O Homem de giz é o professor que aparece em 1986 para lecionar na escola dos garotos, e ao mesmo tempo no acidente mencionado, e se relaciona com outros acontecimentos, criando uma malha de tragédia muito tácita que prorroga uma relação direta com o narrador, que pra variar é um garoto não muito promissor, que acaba se tornando professor, alcoólatra e solteiro aos 42 anos (para mim isso é uma referência sim, ainda mais ao descobrir que C.J. Tudor é britânica e cita Doctor Who).
O assassinato, em si, demora bastante a ser revelado, e o livro só me pegou por volta das 200 páginas, e eu estou acostumada com narrativas desse estilo, com que me identifiquei prontamente, e no livro estabelece-se que a autora é leitora de Stephen King, assim como eu, então é fácil de ler, mesmo passando-se em dois momentos, indo e voltando na história, e revelando aos poucos informações que se encadeiam na narrativa.
O livro é principalmente um paralelo sobre o envelhecimento, com o o que posso correlatar ao "À espera de um milagre", mostrando claramente o envelhecimento, a perda da jovialidade, o adoecer, a perda da consciência e do vigor, dentre outros, como parte da vinda da morte, assim como o é no livro do King, porém, sem qualquer coisa relacionada à sobrenaturalidade que lá encontramos, mesmo que haja a sua despontualidade gore e aparência de sobrenaturalidade, fica a critério do leitor pensar sobre isso, pois de fato, minha leitura não me conectou.
Dentro das referências que eu encontrei vejo Edgar Allan Poe e Millenium com os elementos góticos de Chloe e sua transformação e aspectos de vingança, ainda com as questões de colecionador que aparecem e ligam-se ao conto Berenice; e o gato.
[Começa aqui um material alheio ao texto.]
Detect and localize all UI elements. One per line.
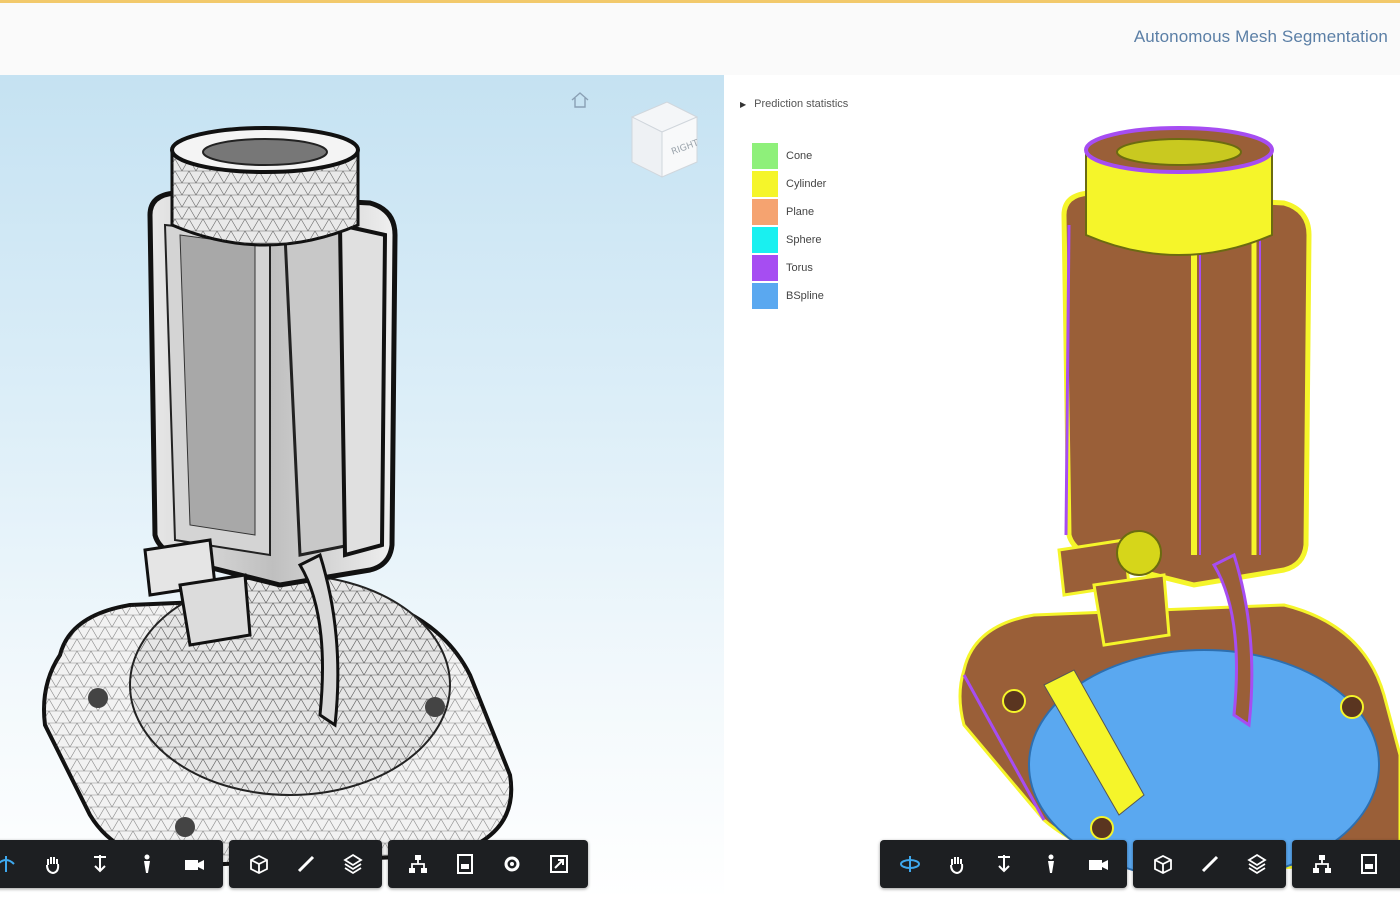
legend-label: Cylinder: [786, 178, 827, 190]
measure-button[interactable]: [1186, 844, 1233, 884]
model-tree-button[interactable]: [1298, 844, 1345, 884]
viewer-left[interactable]: RIGHT: [0, 75, 724, 900]
pan-icon: [45, 857, 59, 875]
legend-swatch-sphere: [752, 227, 778, 253]
legend-item: Sphere: [752, 226, 826, 254]
camera-button[interactable]: [170, 844, 217, 884]
expand-triangle-icon: ▶: [740, 100, 747, 109]
page-header: Autonomous Mesh Segmentation: [0, 3, 1400, 75]
measure-icon: [297, 855, 314, 873]
settings-button[interactable]: [1392, 844, 1400, 884]
settings-button[interactable]: [488, 844, 535, 884]
orbit-icon: [0, 856, 15, 872]
camera-icon: [184, 860, 204, 870]
section-button[interactable]: [1233, 844, 1280, 884]
fullscreen-icon: [549, 855, 568, 873]
toolbar-left: [0, 840, 588, 888]
properties-button[interactable]: [1345, 844, 1392, 884]
properties-icon: [1360, 854, 1377, 874]
model-tree-icon: [1312, 855, 1331, 873]
pan-icon: [949, 857, 963, 875]
prediction-statistics-toggle[interactable]: ▶ Prediction statistics: [740, 98, 848, 110]
legend-item: Cylinder: [752, 170, 826, 198]
legend-label: Cone: [786, 150, 813, 162]
legend-label: BSpline: [786, 290, 824, 302]
toolbar-right: [880, 840, 1400, 888]
legend-label: Torus: [786, 262, 813, 274]
toolbar-group-navigation: [880, 840, 1127, 888]
dolly-icon: [997, 855, 1010, 873]
legend-item: Torus: [752, 254, 826, 282]
toolbar-group-model: [1292, 840, 1400, 888]
explode-button[interactable]: [1139, 844, 1186, 884]
view-cube[interactable]: RIGHT: [622, 97, 702, 187]
section-icon: [342, 853, 363, 875]
dolly-icon: [93, 855, 106, 873]
properties-button[interactable]: [441, 844, 488, 884]
orbit-icon: [899, 856, 920, 872]
legend-swatch-plane: [752, 199, 778, 225]
measure-button[interactable]: [282, 844, 329, 884]
dolly-button[interactable]: [980, 844, 1027, 884]
camera-icon: [1088, 860, 1108, 870]
orbit-button[interactable]: [0, 844, 29, 884]
walk-icon: [1047, 854, 1054, 873]
segmentation-legend: Cone Cylinder Plane Sphere Torus BSpline: [752, 142, 826, 310]
toolbar-group-navigation: [0, 840, 223, 888]
mesh-model-wireframe: [42, 126, 514, 868]
measure-icon: [1201, 855, 1218, 873]
legend-swatch-cylinder: [752, 171, 778, 197]
legend-label: Sphere: [786, 234, 822, 246]
dolly-button[interactable]: [76, 844, 123, 884]
legend-swatch-bspline: [752, 283, 778, 309]
walk-button[interactable]: [1027, 844, 1074, 884]
camera-button[interactable]: [1074, 844, 1121, 884]
model-tree-button[interactable]: [394, 844, 441, 884]
walk-icon: [143, 854, 150, 873]
legend-item: Plane: [752, 198, 826, 226]
app-title: Autonomous Mesh Segmentation: [1133, 27, 1388, 46]
prediction-statistics-label: Prediction statistics: [754, 98, 849, 110]
toolbar-group-tools: [229, 840, 382, 888]
properties-icon: [456, 854, 473, 874]
explode-icon: [1153, 854, 1172, 875]
section-button[interactable]: [329, 844, 376, 884]
legend-label: Plane: [786, 206, 815, 218]
model-tree-icon: [408, 855, 427, 873]
pan-button[interactable]: [29, 844, 76, 884]
explode-button[interactable]: [235, 844, 282, 884]
orbit-button[interactable]: [886, 844, 933, 884]
fullscreen-button[interactable]: [535, 844, 582, 884]
walk-button[interactable]: [123, 844, 170, 884]
legend-item: Cone: [752, 142, 826, 170]
legend-swatch-cone: [752, 143, 778, 169]
section-icon: [1246, 853, 1267, 875]
legend-swatch-torus: [752, 255, 778, 281]
settings-icon: [504, 856, 519, 872]
explode-icon: [249, 854, 268, 875]
pan-button[interactable]: [933, 844, 980, 884]
toolbar-group-tools: [1133, 840, 1286, 888]
legend-item: BSpline: [752, 282, 826, 310]
toolbar-group-model: [388, 840, 588, 888]
home-icon[interactable]: [570, 91, 590, 109]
Vejo ainda uma grande influência de Novembro de 64, dentre tantos de King. Além de Poe nas narrativas detetivescas também encontramos resquícios, se não mais que isso, de Agatha Christie e Sidney Sheldon.
Mas o que mais me deixou estupefata foi encontrar tão claramente os elementos de dualidade e o anel com a pedra verde, de Fire Walk With Me (filme da série), relacionados diretamente ao bosque e aos amantes, que trazem claramente Laura Palmer e Twin Peaks, Leland Palmer e Killer Bob, apontando, de certa maneira, para que Ed seja algum Dale Coopper, diante de um Hoppo com perguntas e respostas possíveis, depois de ter uma orelha fantasticamente afetada na narrativa, como ocorre no filme de Lynche "Veludo azul".
Tudo isso é só a minha forma de relacionar com o livro em questão. Se eu gostei? Ah, bem pouco.
Mas ele está em uma posição muito relativa no meu campo de leitura, isso não deve interferir na sua qualidade de leitura, se é uma pessoa que não está acostumada a ler narrativas gore, de suspense e detetivescas.
Cuidado com a classificação indicativa.